Earlier today I finally discovered the identification of my new pet, Betty. She is: Phylum: Arthropoda Subphylum: Chelicerata Class: Arachnida Order: Araneae Suborder: Araneomorpha Family: Lycosidae Genus: Pardosa Subgenus: Amentata or Pardosa amentata.
I finished reading Carl Sagan's Demon Haunted World: Science as a Candle in the Dark. It was sooooo good. I hated to see this book end.
I have begun reading Foucault's Pendulum by Umberto Eco, again. I tried to read this about a year ago and lost interest. It was one chapter that got me really... this time I think I can give a more determined whack at it.
The swimming pool at my apartment complex is closed until the end of this month. Or so they say... From the looks of this afgan bunker it will be sometime next year before it's reopened. The reason behind the pool being closed is that they forgot to drain the water out this winter! Opps! I forgot water expands when it's cold! So for their ignorance in basic physics I continue to pay outrageous monthy rent (which recently went up for new leasers). And on top of this, my AC goes out now at least once a month. At least they could have the pool ready for me when this happens. So, my neighbor decided to take things into his own hands. Equipped with a digital-camera and his guerilla photoshopping skills, he's creating propaganda used in the war against the Apartment manager. To the right is a sample of what's been done thus far. This image will accompany some propagandistic writing in an attempt to sway public opinion in our favor. Something like "Hey, doesn't it suck not having a swimming pool? I want my rent to be cheaper! Sign here if you agree..." We will keep you posted on the progress of our revolution.
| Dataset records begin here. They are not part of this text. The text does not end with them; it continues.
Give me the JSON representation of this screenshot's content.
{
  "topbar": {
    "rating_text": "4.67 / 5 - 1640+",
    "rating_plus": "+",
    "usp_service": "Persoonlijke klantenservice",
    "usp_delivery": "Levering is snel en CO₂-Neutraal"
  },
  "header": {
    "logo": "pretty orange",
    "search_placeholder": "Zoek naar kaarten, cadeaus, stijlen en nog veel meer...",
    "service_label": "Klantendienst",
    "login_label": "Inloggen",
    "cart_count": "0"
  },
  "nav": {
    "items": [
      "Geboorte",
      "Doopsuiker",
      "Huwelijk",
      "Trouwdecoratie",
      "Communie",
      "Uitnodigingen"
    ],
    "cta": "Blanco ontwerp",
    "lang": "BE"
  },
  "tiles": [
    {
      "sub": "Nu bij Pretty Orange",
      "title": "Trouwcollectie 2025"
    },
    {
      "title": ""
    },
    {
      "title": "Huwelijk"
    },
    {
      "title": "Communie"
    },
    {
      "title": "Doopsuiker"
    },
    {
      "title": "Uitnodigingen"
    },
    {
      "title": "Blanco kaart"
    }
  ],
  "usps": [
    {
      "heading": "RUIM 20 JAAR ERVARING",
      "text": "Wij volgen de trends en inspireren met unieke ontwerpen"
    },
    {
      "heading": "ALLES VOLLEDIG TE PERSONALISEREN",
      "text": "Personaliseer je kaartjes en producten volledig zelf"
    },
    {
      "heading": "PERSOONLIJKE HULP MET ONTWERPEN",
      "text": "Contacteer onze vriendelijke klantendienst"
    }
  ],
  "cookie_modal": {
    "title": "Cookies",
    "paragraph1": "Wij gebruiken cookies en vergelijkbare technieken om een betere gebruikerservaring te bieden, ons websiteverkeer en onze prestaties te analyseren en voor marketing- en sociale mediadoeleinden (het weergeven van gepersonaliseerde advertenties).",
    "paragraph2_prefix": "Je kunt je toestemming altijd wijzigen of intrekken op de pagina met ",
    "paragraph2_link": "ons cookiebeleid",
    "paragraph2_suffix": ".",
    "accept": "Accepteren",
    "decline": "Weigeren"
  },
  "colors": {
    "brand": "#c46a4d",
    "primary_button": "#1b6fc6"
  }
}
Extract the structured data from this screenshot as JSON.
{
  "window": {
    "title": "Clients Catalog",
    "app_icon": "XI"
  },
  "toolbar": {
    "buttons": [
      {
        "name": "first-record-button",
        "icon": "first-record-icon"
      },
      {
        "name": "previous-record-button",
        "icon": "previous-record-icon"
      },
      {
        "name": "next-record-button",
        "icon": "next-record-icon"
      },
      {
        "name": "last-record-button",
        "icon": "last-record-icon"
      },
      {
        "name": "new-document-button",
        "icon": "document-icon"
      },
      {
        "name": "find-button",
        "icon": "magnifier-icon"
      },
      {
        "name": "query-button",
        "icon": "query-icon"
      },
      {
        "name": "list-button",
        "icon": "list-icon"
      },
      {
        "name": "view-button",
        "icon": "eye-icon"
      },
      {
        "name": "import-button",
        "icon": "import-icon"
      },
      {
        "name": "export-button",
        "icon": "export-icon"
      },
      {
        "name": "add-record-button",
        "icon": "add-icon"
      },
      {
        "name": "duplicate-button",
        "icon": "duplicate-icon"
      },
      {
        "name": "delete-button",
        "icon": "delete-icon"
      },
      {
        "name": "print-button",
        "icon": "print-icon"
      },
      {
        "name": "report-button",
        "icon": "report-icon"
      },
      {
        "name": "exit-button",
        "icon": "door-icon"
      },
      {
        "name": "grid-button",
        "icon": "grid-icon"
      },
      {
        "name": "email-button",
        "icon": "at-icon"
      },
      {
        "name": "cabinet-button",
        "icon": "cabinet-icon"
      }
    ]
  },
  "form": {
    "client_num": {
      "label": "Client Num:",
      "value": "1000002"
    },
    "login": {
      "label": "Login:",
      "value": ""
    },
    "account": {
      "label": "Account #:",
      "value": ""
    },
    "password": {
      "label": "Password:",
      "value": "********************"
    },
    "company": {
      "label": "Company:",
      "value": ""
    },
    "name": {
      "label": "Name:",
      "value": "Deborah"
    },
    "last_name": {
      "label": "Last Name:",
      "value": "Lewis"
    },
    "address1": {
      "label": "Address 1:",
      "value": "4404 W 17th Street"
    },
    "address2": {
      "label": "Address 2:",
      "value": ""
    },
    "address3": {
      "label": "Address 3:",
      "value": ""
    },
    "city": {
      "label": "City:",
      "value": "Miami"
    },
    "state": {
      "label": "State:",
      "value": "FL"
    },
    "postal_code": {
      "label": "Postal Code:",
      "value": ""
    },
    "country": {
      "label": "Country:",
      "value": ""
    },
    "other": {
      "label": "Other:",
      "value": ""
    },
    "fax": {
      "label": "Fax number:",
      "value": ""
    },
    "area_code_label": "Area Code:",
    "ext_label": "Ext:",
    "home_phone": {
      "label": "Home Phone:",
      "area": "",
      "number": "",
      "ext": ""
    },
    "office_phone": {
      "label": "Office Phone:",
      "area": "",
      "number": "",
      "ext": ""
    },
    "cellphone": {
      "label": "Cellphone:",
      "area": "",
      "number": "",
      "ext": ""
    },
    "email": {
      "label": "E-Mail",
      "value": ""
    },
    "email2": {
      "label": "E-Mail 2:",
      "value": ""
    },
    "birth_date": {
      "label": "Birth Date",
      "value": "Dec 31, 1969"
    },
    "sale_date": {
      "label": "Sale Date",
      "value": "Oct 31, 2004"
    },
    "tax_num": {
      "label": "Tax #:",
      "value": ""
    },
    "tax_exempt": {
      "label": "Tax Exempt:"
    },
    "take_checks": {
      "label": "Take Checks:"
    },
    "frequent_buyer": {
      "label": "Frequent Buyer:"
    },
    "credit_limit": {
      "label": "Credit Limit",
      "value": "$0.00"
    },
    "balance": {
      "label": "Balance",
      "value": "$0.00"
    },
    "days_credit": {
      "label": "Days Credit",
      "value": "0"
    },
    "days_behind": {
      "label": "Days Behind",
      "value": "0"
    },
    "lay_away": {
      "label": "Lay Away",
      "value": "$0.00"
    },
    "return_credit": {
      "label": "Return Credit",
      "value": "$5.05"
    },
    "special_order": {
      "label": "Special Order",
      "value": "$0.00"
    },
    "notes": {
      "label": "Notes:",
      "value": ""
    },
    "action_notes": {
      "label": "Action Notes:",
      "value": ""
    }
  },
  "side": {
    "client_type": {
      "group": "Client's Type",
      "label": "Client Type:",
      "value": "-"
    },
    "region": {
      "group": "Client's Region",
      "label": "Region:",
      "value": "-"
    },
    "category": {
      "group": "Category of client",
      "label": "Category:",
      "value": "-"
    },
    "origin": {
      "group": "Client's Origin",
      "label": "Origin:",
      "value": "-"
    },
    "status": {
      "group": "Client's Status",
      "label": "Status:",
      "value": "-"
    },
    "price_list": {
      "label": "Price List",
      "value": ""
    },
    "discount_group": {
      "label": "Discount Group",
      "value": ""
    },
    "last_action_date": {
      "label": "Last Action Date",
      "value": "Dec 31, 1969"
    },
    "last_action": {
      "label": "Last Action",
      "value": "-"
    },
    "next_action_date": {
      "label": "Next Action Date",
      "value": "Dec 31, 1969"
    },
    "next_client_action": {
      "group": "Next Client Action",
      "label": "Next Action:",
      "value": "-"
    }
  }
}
I got scammed at work today. It was bad because when it happened, I was aware of what was going on. A man, who was very personable, purchashed some things for $2.90. He gave me $20, and I gave him $17.10 in this order: Ten, five, one, one, and change on top. I turned to bag his products and get his receipt and he mentioned that he should have gotten 17 dollars back. I looked and he had spread out in his hand a one, five, one and one. His wallet was right next to the money as if he almost put it in. I suspected that he had slipped the ten I gave him into his wallet and exchanged it with a one. I called a manager over to assist in the situation. Without wanting to give away to the scam artist what was going on, I tried to hint to the manager what the situation was. She didn't pick up, probably because I didn't make it very clear. I swapped the guys one for a ten and he walked out the door. I told the manager what I thought happened and she counted the drawer. Sure enough, I was duped. I didn't call the guy down, because I make mistakes. I will be the first to admit that. But next time I will be sure to trust my judgement, I know when I make mistakes, and this wasn't one of those times. ... A cop showed up at my door axing questions about a certain vehicle on premesis. While I peeked out the window to see what vehicle it was, the Kitty vigalently defended our household by hissing at him. The neighbors are busted!